Those acquisitions will prove to be controversial, however, as Treasury Secretary Henry Paulson has repeatedly said the government’s funding is intended to be used to restore confidence in the banking sector, allowing the banks to go back to better lending practices and encouraging investors.

“Our purpose is to increase the confidence of our banks, so that they will deploy, not hoard, that capital,” Paulson said on Monday. Taxpayers would essentially be “footing the bill” the Journal says. Acquisitions within the banking industry would be less of a boost to the economy than would better loan practices.

The Treasury will use certain criteria to determine which banks will receive funding. Senior officials tell the Journal the Treasury will make investment decisions based on factors such as a bank’s health and management and whether a bank is involved in or contemplating a merger transaction, though it doesn’t want its money to be used directly for that purpose.

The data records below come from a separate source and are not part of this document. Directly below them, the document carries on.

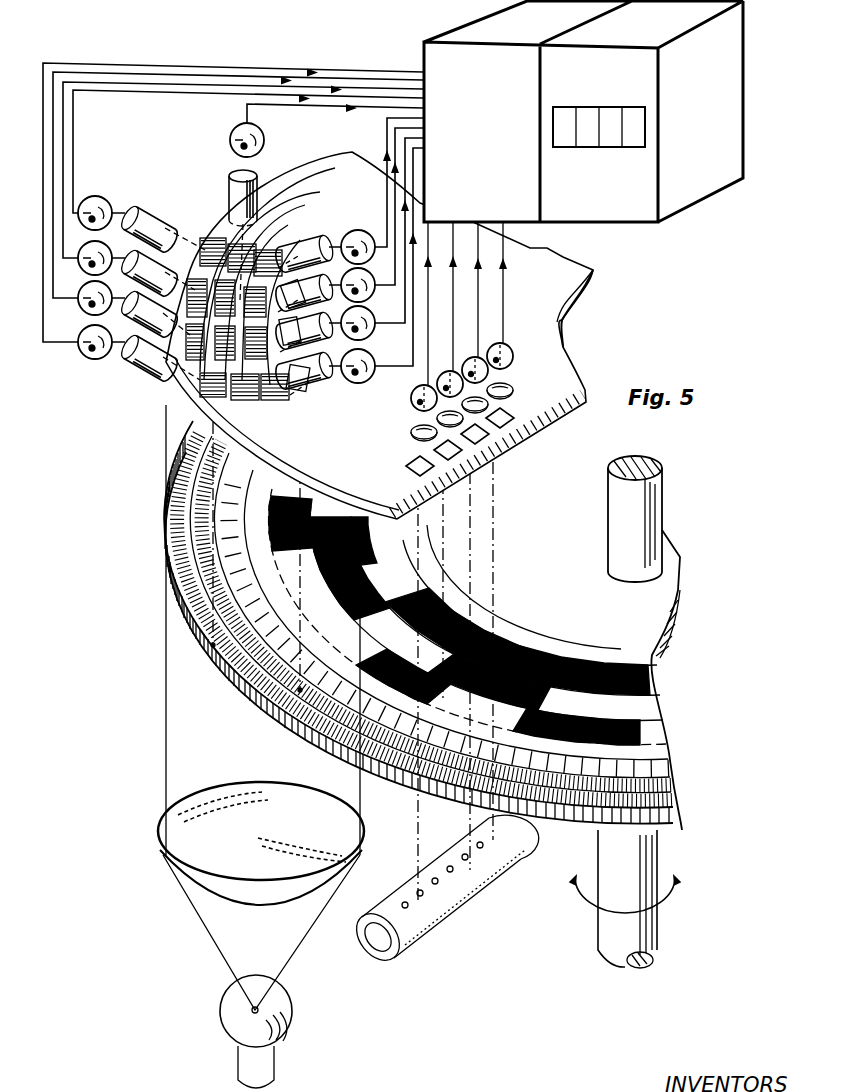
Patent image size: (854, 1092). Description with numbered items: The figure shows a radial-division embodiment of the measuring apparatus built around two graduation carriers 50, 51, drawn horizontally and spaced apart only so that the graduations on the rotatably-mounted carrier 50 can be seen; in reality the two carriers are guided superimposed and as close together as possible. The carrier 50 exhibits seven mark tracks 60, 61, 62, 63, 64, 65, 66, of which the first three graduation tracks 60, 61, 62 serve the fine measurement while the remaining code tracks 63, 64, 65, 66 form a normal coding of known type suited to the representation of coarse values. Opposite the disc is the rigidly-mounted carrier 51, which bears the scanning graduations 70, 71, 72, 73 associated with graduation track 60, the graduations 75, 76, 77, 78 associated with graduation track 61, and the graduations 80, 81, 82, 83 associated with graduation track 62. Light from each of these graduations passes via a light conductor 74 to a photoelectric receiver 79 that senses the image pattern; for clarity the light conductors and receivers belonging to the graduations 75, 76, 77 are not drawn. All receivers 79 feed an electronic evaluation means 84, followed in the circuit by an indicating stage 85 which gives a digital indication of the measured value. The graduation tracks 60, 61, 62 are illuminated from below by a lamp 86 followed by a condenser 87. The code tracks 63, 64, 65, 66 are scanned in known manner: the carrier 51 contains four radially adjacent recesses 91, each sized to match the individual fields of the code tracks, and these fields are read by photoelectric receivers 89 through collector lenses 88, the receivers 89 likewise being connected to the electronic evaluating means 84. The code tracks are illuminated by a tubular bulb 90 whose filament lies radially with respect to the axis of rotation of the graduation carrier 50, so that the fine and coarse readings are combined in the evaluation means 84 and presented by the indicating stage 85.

The graduation carrier 50 is at (215, 675).
The graduation carrier 51 is at (560, 340).
The graduation track 60 is at (672, 798).
The graduation track 61 is at (668, 772).
The graduation track 62 is at (664, 752).
The code track 63 is at (658, 732).
The code track 64 is at (648, 713).
The code track 65 is at (648, 693).
The code track 66 is at (655, 670).
The graduation 70 is at (222, 390).
The graduation 71 is at (213, 367).
The graduation 72 is at (178, 310).
The graduation 73 is at (214, 244).
The light conductor 74 is at (133, 212).
The graduation 75 is at (252, 395).
The graduation 76 is at (236, 398).
The graduation 77 is at (296, 208).
The graduation 78 is at (266, 232).
The photoelectric receiver 79 is at (230, 140).
The graduation 80 is at (284, 396).
The graduation 81 is at (288, 405).
The graduation 82 is at (330, 395).
The graduation 83 is at (282, 250).
The electronic evaluation means 84 is at (436, 60).
The indicating stage 85 is at (642, 208).
The lamp 86 is at (222, 1012).
The condenser 87 is at (222, 825).
The collector lens 88 is at (513, 390).
The photoelectric receiver 89 is at (505, 342).
The tubular bulb 90 is at (466, 905).
The recess 91 is at (514, 420).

The Treasury will not make public the names of banks that are rejected, and government officials are debating whether banks will be required to notify shareholders of their rejection. The SEC declined to comment on this issue.

According to the Journal, many bank executives haven’t decided whether they will apply for assistance. Those that don’t participate either don’t need more capital or are wary of government restrictions in areas such as dividend payments.
Banks have until Nov. 14 to submit an application to their primary regulators.